At the tender age of 18, Rose McIver can already look back on a career spanning 16 years. She appeared in a commercial when she was two, The Piano when she was three and Hercules when she was four. It might say something about the New Zealand television industry that she has hardly done any theatre work, but in between a normal school life she has performed in everything from Topless Women Talk About Their Lives to the lead role in the TV3 series Maddigan’s Quest. She is now starring as Constance in her first grown-up drama, Rude Awakenings.

What’s your earliest memory of performing? I remember doing Hercules when I was four. That was one of my earliest memories because it was my first experience of getting into a character, it wasn’t a commercial. I was playing the Hydra, the monster, with special effects, so that was pretty exciting. The monster came out of the ground as I went under. I remember that pretty vividly. Actually, The Piano was one of my earliest memories: I was about three and I was an angel in the school production and I desperately needed to go to the toilet and they said, “Keep it, it looks really real”, but I was like full-on hobbling around the stage.

You’ve just been filming a Disney movie here – how do you like putting on an American accent? Not too bad. When I was Hercules’s daughter, my brother was Hercules’s son, so we had to learn an American accent.

Quite a dramatic family. Sort of. My mum’s an artist and my dad’s a photographer.

Sounds like stage-mother syndrome. My mum didn’t even want us to … I wasn’t allowed to take more than a week off school at a time if I ever did it. She made me plan around school, because I had a lot of other interests that I was still thinking about and Mum totally didn’t want me to. My brother decided he wasn’t interested at about 10 and he stopped going to auditions and she was relieved. The past couple of years I’ve done bigger jobs, but I’ve pretty much only done episodic things before then, or short films. We didn’t want to have to do the home-schooling thing, which is why I did short jobs. I loved school.

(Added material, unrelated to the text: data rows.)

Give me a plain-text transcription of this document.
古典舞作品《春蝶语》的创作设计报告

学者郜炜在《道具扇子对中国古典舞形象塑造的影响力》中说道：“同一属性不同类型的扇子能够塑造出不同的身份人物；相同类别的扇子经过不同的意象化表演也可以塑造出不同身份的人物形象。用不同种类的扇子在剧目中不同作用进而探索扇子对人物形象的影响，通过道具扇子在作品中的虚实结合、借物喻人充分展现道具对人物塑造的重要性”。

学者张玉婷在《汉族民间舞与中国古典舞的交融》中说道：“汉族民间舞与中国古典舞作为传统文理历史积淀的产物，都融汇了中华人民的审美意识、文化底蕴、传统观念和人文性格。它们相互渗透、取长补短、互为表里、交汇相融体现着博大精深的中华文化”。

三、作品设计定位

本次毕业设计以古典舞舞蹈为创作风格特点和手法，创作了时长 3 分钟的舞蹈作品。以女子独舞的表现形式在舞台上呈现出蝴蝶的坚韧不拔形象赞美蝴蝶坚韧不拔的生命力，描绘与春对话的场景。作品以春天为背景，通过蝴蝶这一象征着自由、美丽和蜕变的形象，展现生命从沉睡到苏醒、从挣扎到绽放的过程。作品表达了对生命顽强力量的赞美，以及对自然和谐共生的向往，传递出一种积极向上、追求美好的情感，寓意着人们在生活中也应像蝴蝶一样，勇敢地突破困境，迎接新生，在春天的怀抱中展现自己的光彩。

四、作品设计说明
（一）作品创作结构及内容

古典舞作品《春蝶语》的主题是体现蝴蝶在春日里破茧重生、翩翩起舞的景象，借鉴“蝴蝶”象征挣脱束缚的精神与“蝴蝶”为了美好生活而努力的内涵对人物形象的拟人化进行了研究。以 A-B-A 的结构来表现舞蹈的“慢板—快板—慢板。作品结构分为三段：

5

Do you have a drama teacher or mentor who inspired you? At Avondale we had Ms Nelson, Alison Nelson, she was fantastic. I took drama from fifth form, I think it was. We had our school shows and stuff. I’d never done theatre, I’d done one amateur play and a couple of media films, so she was really good. I learnt a whole lot of craft from her because I’d love to do theatre, but I don’t know anything yet.

It’s amazing that you can go into film and television, bypassing theatre. I went to see a play at the Silo the other night and it just gave me a kick: “I want to do theatre, I want to do theatre!”

So Maddigan’s Quest was your first long-term job? It was four months over the summer and that was so much fun. Learning circus skills, learning tightrope and juggling was incredible. I kept thinking how lucky I was with this recent job, learning surfing and dirtboarding.

Do you sing as well? I’d love to do musicals, so I’m thinking of going back to study dance again this year. I used to do ballet and jazz, so I’m thinking of doing that again.

Now you’re doing Rude Awakenings. That’s quite a leap from children’s drama. I guess because there were so many factors that were different. It wasn’t just an adult drama and as I’m playing a pretty complex character, it definitely felt like a dramatically different thing to work on. Constance is manipulative and there was so much to her that I could sink my teeth into. I’ve been lucky with a few roles, I’ve been able to play somebody different or somebody strong, but especially when you’re 12 or 13, you’re playing somebody’s daughter, you know. It was quite exciting playing Constance, with her own storyline and her own things happening.

There’s been an inevitable comparison between Constance and the Loretta West character in Outrageous Fortune. Were you aware of that? I knew they would be compared. I hope we show a progression. I think she’s entirely different in where her storyline goes, the kind of person she is, the reasons she does things. I don’t think Constance is a bad person, but she can be perceived as something besides the hero or just good. It’s nice to play someone that people are going to dislike or something’s going to happen to them.

We’re still slightly stunned by the hair and glasses for Rude Awakenings. It was cut, it was coloured, it was the real deal. I didn’t wig it, it was a dramatic change. It was cool, something different.

This is the second time you’ve worked with Danielle Cormack? No, about the fourth or fifth time. I did Maiden Voyage, I did Topless Women Talk About Their Lives.

You’ve been in everything! Not really!

Is it funny to see yourself growing up on screen? It’s just a flash or an episode. My dad’s a photographer, so the idea of cameras doesn’t upset me. We’ve always had lots of family photos, lots of albums, lots of images, so I don’t freak out when I see myself on screen. I’ve never felt like I’ve grown up on screen, I’ve never been recognised. Maybe there have been people at school who say, “I saw you on that show”, but I’ve never been stopped or anything.